Des mouvements d’opposition et de résistance à la présence des puissances coloniales ont toujours existé dans les colonies européennes d’Afrique. Cependant, tout au long du XXe siècle, le sentiment nationaliste —- fortement impulsé par les deux guerres mondiales —- était évident dans les empires coloniaux au point qu’il n’était pas surprenant de sa propagation chez les peuples colonisés. Sans compter que les Autochtones ont participé aux deux grands conflits mondiaux au nom de la liberté de leur métropole et de ses idéaux en contradiction avec l’entreprise coloniale débutée au siècle précédent.
Par ailleurs, les deux superpuissances issues de la Seconde Guerre mondiale, les États-Unis et l’URSS, alimentaient —- idéologiquement et matériellement —- la formation de groupes de résistance nationalistes parallèlement à la consolidation des deux blocs et de leur zone d’influence. C’est dans ce contexte que la conférence de Bandung en 1955, qui réunissant pour la première fois les représentants de vingt-neuf pays africains et asiatiques dont la Côte-de-l’Or (l’actuel Ghana), Éthiopie, Libéria, Soudan, Somalie, la Libye et l’Égypte marqua l’entrée sur la scène internationale des pays du Tiers monde et donnera une voix aux colonies, qui faisaient face aux mêmes problèmes et qui cherchaient une alternative au simple alignement sur un des deux blocs dans un monde devenu bipolaire.
Les deux superpuissances rivales cherchèrent alors le soutien de ces nouveaux pays afin d’étendre leurs zones respectives d’influence. Le contexte de guerre froide donna ainsi une légitimité aux yeux de la communauté internationale aux revendications indépendantistes des pays colonisés qui allaient former le Tiers-Monde. L’URSS avait intérêt à soutirer ces pays du joug des puissances coloniales appartenant au bloc de l’Ouest. Les États-Unis quant à eux cherchèrent aussi à favoriser l’indépendance des colonies pour étendre leur influence aux dépens des Soviétiques quitte à se brouiller temporairement avec ses alliés occidentaux.

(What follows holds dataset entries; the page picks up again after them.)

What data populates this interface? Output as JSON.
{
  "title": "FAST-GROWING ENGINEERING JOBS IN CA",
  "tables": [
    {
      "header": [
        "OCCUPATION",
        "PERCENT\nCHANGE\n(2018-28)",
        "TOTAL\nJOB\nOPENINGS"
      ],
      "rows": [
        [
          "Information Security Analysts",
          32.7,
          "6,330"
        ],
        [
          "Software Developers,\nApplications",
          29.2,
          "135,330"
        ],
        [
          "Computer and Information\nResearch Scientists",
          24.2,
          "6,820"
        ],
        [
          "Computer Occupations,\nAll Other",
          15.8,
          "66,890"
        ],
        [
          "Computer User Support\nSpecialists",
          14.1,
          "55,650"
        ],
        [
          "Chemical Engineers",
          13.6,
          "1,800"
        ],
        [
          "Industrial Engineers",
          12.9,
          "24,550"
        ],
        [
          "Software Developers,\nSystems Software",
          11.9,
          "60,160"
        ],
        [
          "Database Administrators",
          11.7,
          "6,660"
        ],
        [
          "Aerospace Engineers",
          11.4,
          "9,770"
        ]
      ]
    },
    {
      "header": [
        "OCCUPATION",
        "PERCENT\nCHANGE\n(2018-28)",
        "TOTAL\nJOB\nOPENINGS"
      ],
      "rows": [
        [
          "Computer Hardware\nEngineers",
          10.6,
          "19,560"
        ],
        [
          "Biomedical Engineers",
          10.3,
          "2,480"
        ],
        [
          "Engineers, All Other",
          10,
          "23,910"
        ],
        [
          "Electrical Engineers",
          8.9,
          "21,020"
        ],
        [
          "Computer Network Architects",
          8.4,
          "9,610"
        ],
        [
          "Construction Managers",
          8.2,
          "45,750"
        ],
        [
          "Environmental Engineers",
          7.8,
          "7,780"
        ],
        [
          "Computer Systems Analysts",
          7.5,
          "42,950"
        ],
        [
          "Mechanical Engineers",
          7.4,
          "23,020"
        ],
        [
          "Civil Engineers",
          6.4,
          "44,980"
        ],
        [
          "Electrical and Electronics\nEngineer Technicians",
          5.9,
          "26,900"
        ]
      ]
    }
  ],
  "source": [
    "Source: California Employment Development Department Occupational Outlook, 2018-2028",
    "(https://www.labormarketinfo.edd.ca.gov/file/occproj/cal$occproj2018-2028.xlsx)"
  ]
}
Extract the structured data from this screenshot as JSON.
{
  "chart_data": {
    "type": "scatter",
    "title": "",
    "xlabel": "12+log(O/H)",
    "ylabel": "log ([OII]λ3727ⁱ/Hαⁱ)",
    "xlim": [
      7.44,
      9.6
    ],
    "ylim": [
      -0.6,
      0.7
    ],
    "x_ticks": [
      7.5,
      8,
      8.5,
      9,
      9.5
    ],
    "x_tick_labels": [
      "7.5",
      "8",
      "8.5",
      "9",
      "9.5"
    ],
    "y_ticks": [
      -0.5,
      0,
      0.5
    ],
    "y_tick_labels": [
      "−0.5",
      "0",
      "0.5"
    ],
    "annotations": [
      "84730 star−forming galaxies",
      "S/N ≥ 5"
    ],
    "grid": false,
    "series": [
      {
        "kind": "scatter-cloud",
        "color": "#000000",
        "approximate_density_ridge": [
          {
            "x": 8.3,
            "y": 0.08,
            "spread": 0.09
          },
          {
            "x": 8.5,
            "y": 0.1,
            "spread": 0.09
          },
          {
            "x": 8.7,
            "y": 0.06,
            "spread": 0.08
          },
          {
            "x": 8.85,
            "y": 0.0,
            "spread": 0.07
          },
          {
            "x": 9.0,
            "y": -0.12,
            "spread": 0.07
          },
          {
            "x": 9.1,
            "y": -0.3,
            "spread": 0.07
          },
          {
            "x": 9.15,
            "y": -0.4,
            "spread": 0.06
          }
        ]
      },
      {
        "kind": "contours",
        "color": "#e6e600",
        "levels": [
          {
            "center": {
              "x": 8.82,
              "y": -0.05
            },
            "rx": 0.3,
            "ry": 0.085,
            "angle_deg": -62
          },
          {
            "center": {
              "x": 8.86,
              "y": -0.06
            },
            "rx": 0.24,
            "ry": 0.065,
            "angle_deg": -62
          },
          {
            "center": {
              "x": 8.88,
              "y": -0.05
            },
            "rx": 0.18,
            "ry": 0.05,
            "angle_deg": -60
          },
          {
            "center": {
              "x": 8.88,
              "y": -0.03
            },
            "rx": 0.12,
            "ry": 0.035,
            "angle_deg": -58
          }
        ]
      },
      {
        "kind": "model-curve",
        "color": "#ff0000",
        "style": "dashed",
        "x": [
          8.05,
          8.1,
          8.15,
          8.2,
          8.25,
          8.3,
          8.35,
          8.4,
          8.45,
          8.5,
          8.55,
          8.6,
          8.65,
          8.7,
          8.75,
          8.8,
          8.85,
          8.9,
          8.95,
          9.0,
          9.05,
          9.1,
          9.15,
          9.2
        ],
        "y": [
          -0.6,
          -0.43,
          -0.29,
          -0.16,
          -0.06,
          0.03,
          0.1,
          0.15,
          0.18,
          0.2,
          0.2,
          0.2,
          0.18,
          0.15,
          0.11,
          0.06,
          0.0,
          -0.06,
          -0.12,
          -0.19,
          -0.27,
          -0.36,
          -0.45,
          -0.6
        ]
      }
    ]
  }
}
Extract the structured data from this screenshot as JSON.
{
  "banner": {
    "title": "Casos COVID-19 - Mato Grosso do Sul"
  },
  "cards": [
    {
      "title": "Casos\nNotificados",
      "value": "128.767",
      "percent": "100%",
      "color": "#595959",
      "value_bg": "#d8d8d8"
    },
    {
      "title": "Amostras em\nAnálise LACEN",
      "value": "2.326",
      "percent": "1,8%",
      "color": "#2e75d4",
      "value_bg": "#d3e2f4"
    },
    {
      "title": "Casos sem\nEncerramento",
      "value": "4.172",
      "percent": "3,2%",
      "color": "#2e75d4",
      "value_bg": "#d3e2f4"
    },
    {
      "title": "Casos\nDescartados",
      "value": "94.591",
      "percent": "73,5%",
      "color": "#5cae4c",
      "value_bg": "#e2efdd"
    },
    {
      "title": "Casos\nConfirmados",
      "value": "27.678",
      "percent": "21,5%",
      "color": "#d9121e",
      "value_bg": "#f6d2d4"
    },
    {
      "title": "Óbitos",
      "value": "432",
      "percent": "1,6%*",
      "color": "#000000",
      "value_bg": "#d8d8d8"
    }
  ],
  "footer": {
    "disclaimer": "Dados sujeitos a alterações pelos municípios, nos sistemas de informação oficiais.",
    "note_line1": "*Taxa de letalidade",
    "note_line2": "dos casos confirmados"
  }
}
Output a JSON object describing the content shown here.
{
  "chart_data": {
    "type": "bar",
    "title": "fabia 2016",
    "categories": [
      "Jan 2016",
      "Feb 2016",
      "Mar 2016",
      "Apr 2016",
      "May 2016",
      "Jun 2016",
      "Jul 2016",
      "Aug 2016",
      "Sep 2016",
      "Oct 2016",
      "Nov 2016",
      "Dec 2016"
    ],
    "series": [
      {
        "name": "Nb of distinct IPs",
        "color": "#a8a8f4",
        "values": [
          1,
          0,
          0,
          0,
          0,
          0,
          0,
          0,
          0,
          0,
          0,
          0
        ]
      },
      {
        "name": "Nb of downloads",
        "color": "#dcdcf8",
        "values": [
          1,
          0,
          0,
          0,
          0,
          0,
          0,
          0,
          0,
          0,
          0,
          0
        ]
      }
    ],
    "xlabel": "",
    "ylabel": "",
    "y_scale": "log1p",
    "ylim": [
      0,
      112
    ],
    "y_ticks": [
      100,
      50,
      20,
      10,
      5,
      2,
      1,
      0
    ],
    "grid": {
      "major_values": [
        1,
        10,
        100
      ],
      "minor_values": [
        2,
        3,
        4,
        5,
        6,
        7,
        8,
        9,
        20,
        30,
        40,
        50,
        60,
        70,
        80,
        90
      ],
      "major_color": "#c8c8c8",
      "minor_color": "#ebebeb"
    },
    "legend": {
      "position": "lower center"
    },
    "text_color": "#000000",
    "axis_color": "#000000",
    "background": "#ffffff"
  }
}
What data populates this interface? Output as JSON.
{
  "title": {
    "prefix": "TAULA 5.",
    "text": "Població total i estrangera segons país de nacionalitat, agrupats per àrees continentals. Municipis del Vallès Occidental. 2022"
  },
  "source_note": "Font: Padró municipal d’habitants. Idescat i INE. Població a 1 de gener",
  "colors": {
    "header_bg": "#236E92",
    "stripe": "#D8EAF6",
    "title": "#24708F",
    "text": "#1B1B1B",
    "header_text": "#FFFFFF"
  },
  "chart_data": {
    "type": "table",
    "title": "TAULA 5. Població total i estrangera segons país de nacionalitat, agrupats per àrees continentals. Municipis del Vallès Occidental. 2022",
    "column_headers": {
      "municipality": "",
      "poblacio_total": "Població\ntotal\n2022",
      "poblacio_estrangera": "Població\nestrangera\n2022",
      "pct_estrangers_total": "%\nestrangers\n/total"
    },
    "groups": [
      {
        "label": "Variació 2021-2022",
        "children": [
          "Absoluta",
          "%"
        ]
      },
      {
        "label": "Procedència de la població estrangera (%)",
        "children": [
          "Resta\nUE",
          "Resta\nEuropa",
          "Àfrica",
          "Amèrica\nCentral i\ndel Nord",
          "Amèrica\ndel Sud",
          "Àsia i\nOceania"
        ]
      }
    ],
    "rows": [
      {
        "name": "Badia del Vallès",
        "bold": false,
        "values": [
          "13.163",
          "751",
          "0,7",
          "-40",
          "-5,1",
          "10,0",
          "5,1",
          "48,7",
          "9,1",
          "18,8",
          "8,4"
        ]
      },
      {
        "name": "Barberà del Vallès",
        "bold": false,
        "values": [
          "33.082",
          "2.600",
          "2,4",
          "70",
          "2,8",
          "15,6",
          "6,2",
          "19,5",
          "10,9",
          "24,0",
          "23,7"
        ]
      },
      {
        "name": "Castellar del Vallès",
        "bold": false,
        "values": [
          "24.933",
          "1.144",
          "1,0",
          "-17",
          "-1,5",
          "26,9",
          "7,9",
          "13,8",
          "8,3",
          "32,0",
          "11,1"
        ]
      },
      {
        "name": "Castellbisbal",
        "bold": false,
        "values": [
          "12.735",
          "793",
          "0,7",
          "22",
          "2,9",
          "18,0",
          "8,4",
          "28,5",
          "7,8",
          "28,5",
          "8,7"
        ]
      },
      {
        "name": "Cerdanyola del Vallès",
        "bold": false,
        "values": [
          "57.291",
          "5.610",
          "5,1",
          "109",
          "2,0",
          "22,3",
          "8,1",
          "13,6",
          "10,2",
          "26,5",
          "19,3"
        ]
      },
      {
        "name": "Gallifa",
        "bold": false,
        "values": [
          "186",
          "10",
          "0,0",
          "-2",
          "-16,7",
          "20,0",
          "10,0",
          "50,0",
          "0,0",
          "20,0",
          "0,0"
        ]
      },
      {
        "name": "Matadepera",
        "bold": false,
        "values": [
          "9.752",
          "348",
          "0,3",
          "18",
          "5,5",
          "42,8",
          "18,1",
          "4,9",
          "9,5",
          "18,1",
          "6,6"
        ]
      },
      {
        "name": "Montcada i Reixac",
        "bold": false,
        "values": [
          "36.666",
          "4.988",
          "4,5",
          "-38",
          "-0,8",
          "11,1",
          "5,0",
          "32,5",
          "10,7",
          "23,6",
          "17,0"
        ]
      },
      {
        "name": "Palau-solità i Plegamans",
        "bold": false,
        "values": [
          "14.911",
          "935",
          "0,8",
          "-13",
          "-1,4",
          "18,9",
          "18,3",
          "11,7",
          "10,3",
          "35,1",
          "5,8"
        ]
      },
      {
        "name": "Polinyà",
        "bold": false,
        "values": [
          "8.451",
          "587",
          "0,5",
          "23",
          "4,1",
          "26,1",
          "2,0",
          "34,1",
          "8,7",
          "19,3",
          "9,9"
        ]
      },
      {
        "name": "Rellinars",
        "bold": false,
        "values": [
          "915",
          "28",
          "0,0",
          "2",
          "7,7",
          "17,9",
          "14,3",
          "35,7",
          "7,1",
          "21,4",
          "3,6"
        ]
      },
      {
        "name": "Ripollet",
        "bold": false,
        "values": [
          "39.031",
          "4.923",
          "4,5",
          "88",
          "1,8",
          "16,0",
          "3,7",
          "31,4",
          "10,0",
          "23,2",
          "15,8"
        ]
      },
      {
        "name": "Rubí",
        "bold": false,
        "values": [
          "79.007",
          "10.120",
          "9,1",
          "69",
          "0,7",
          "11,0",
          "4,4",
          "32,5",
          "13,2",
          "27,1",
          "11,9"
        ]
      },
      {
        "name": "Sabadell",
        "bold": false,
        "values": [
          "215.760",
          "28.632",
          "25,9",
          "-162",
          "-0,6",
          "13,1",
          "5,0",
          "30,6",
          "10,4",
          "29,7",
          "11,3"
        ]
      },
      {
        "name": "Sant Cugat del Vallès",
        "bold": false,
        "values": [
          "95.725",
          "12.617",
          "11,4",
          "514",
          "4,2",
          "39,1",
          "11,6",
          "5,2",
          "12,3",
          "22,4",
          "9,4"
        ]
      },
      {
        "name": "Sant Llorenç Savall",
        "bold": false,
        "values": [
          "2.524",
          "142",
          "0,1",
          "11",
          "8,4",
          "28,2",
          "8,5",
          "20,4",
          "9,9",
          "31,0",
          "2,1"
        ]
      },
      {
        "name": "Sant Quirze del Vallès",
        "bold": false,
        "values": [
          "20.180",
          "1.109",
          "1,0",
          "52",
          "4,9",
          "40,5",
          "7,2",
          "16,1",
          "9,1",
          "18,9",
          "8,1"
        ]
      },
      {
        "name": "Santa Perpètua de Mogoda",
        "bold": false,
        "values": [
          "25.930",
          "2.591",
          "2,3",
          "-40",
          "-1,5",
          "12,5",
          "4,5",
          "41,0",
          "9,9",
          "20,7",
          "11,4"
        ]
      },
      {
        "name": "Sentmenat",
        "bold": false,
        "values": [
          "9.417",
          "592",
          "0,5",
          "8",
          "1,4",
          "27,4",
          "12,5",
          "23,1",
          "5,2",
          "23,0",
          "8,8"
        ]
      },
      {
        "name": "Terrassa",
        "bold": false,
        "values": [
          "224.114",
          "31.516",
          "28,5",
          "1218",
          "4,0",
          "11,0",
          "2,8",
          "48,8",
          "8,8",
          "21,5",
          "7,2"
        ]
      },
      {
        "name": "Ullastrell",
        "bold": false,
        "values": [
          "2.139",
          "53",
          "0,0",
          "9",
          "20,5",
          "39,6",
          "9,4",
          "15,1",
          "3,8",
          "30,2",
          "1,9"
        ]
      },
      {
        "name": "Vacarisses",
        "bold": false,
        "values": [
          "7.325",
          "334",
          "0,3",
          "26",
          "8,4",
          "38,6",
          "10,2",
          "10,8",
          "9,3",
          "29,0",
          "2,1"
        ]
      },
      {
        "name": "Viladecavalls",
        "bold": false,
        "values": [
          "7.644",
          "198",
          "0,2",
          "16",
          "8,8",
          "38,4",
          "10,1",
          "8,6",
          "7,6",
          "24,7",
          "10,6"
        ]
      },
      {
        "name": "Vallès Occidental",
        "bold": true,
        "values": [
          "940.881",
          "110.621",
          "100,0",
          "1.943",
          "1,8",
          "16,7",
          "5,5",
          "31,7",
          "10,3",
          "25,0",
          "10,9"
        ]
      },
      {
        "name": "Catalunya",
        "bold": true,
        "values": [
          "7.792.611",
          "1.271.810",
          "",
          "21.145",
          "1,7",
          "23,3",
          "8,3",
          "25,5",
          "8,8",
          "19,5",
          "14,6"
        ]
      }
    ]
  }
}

Le régime de l’Estado Novo, le régime autoritaire du Portugal sous António de Oliveira Salazar (1933-1968) et Marcello Caetano (1968-1974), ne reconnut jamais l’existence même de la guerre, considérant que les mouvements indépendantistes étaient des groupes terroristes et que les territoires n’étaient pas des colonies, mais des provinces d’outre-mer, partie intégrante du Portugal. Pendant longtemps, la grande partie de la population portugaise, trompée par la censure de la presse, vivait dans l’illusion qu’il n’y avait pas de guerre en Afrique, seulement quelques opérations de pacification et de lutte contre des attaques de terroristes et de puissances étrangères.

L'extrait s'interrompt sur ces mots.